Although the exact molecular function of ARRDC5 in male germ cells remains to be elucidated, the presumed biological role as an E3 ubiquitin ligase adapter may make it a druggable target for male contraceptive development. Ideally, a drug-based reversible male contraceptive would target the end phase of spermatogenesis to render sperm incapable of natural fertilization. In this way, the testicular size would not be reduced, the endocrine system would be unperturbed, and precursor spermatogenic cell types (e.g., spermatogonia) would not be impacted. In mice, we found that Arrdc5 mRNA is detectable in spermatogonia, spermatocytes, and spermatids, but the protein is present in round and elongated spermatids only. In addition, the inferred subcellular localization of the ARRDC5 protein is cytoplasmic. Furthermore, the potential for drug interference of ARRDC5 function to impact physiological systems other than spermatogenesis is potentially minimal, given that Arrdc5 knockout male and female mice are normal. For these reasons, targeting ARRDC5 with small-molecule inhibitors may provide an excellent avenue for novel male contraceptive development.

Methods

Animals

Animal procedures were approved by the Washington State University Animal Care and Use Committee (IACUC). Mouse lines were procured from Charles River Laboratories (CD1/ICR, stock no. 022), The Jackson Laboratory (C57BL/6J, stock no. 000664, and 129S1/svlmJ, stock no. 002448), Ervigo (ICR/CD1, stock no. Hsd-ICR CD-1®) or created at Washington State University. Cattle were prepubertal Holstein bull calves obtained from the Washington State University Knott Dairy. Pigs were prepubertal mixed breed males obtained from a local swine producer.

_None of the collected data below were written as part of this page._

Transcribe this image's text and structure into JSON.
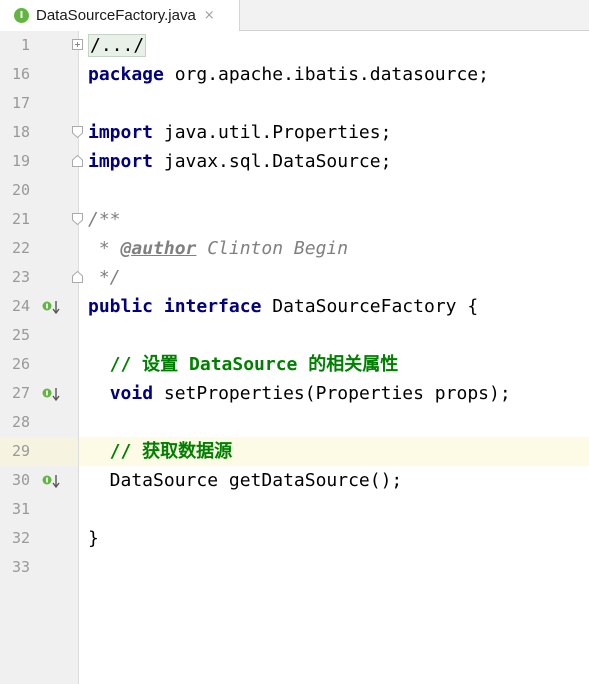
{
  "tab": {
    "icon_letter": "I",
    "filename": "DataSourceFactory.java",
    "close": "×"
  },
  "lines": {
    "l1": {
      "num": "1",
      "text": "/.../"
    },
    "l16": {
      "num": "16",
      "kw": "package",
      "rest": " org.apache.ibatis.datasource;"
    },
    "l17": {
      "num": "17"
    },
    "l18": {
      "num": "18",
      "kw": "import",
      "rest": " java.util.Properties;"
    },
    "l19": {
      "num": "19",
      "kw": "import",
      "rest": " javax.sql.DataSource;"
    },
    "l20": {
      "num": "20"
    },
    "l21": {
      "num": "21",
      "text": "/**"
    },
    "l22": {
      "num": "22",
      "prefix": " * ",
      "tag": "@author",
      "rest": " Clinton Begin"
    },
    "l23": {
      "num": "23",
      "text": " */"
    },
    "l24": {
      "num": "24",
      "kw1": "public",
      "kw2": "interface",
      "rest": " DataSourceFactory {"
    },
    "l25": {
      "num": "25"
    },
    "l26": {
      "num": "26",
      "text": "  // 设置 DataSource 的相关属性"
    },
    "l27": {
      "num": "27",
      "kw": "void",
      "rest": " setProperties(Properties props);"
    },
    "l28": {
      "num": "28"
    },
    "l29": {
      "num": "29",
      "text": "  // 获取数据源"
    },
    "l30": {
      "num": "30",
      "text": "  DataSource getDataSource();"
    },
    "l31": {
      "num": "31"
    },
    "l32": {
      "num": "32",
      "text": "}"
    },
    "l33": {
      "num": "33"
    }
  },
  "colors": {
    "keyword": "#000080",
    "comment": "#808080",
    "line_comment": "#008000",
    "current_line": "#fdfbe6",
    "implement_marker": "#62b543"
  }
}
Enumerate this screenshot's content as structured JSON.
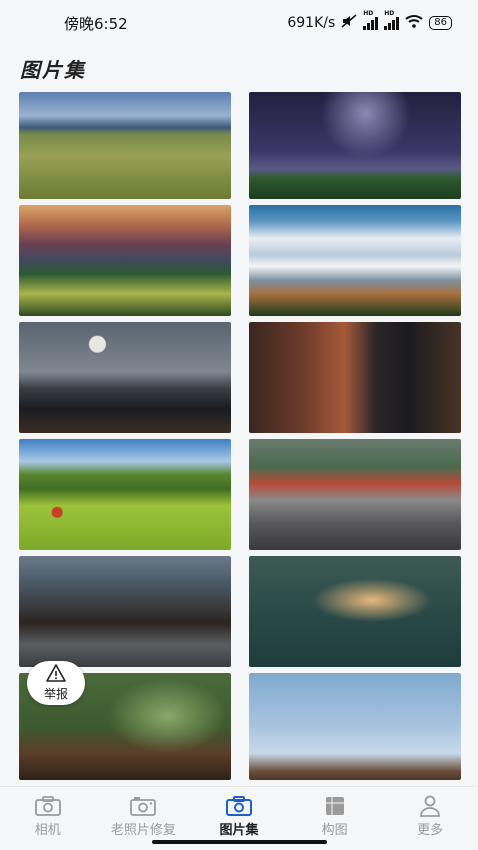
{
  "status": {
    "time": "傍晚6:52",
    "speed": "691K/s",
    "battery": "86",
    "hd": "HD"
  },
  "header": {
    "title": "图片集"
  },
  "report": {
    "label": "举报"
  },
  "tabs": [
    {
      "label": "相机",
      "icon": "camera-icon",
      "active": false
    },
    {
      "label": "老照片修复",
      "icon": "photo-camera-icon",
      "active": false
    },
    {
      "label": "图片集",
      "icon": "camera-icon",
      "active": true
    },
    {
      "label": "构图",
      "icon": "composition-icon",
      "active": false
    },
    {
      "label": "更多",
      "icon": "user-icon",
      "active": false
    }
  ],
  "colors": {
    "active_tab": "#1e5fd0",
    "inactive_tab": "#9a9a9a",
    "background": "#f5f6f8"
  }
}
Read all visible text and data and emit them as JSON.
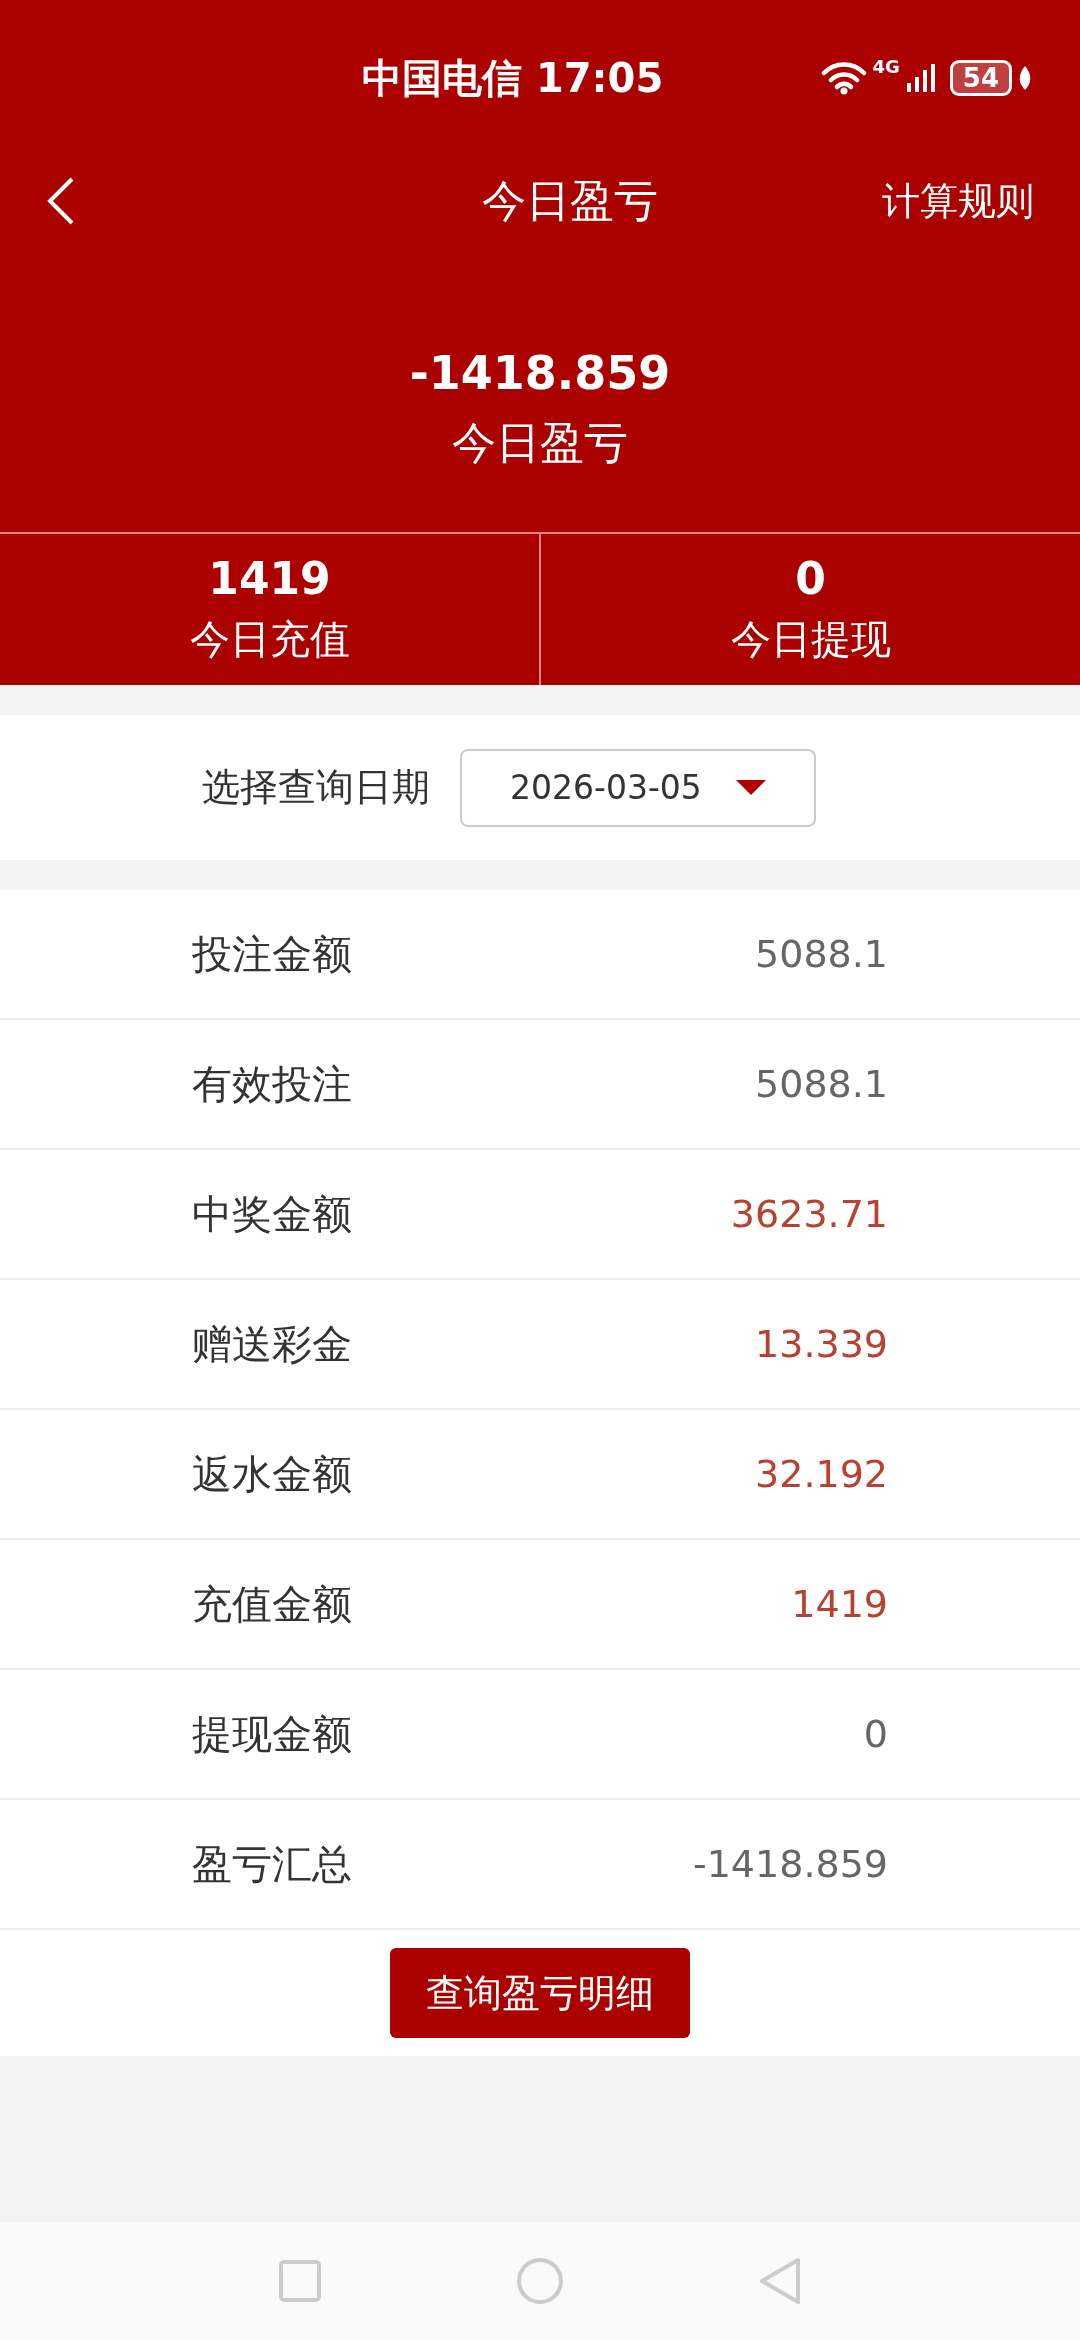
{
  "status_bar": {
    "carrier": "中国电信",
    "time": "17:05",
    "network": "4G",
    "battery": "54"
  },
  "header": {
    "title": "今日盈亏",
    "action": "计算规则"
  },
  "summary": {
    "value": "-1418.859",
    "label": "今日盈亏"
  },
  "stats": [
    {
      "value": "1419",
      "label": "今日充值"
    },
    {
      "value": "0",
      "label": "今日提现"
    }
  ],
  "date_filter": {
    "label": "选择查询日期",
    "value": "2026-03-05"
  },
  "rows": [
    {
      "label": "投注金额",
      "value": "5088.1",
      "color": "#666666"
    },
    {
      "label": "有效投注",
      "value": "5088.1",
      "color": "#666666"
    },
    {
      "label": "中奖金额",
      "value": "3623.71",
      "color": "#b8412f"
    },
    {
      "label": "赠送彩金",
      "value": "13.339",
      "color": "#b8412f"
    },
    {
      "label": "返水金额",
      "value": "32.192",
      "color": "#b8412f"
    },
    {
      "label": "充值金额",
      "value": "1419",
      "color": "#b8412f"
    },
    {
      "label": "提现金额",
      "value": "0",
      "color": "#666666"
    },
    {
      "label": "盈亏汇总",
      "value": "-1418.859",
      "color": "#666666"
    }
  ],
  "detail_button": "查询盈亏明细"
}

Single-cell RNA-sequencing and gene ontology analysis

Testes from prepubertal Holstein breed cattle and mixed breed pigs were collected by castration. For all samples, testicular single-cell suspensions were generated using the methodology previously described by refs. 30,60. Briefly, testicular parenchyma was enzymatically digested with trypsin-EDTA solution (Sigma-Aldrich) followed by Collagenase IV (Worthington) with DNase I (Sigma-Aldrich) using gentleMACS Octo-Dissociator (MiltenyiBiotech). Enzymatic activity was then blocked (10% FBS; Gibco), live cells (~8,000 per sample) were then loaded into a Chromium Controller (10X-Genomics, Inc.), and cDNA libraries were generated using v2 chemistry kits (10X-Genomics, Inc.). Libraries were pooled at proportions netting equal read depth and sequenced in a single lane on an Illumina HiSeq 4000 (Genomics and Cell Characterization Core Facility, University of Oregon). Raw base call files were demultiplexed using the 10X-Genomics Cell Ranger pipeline (v2.1.0) and aligned to the bovine genome (ARS-UCD1.2) or porcine genome (Sscrofa11.1). Raw mice P6 testis library was generated in previous studies24 and aligned to mouse genome assembly (GRCm39).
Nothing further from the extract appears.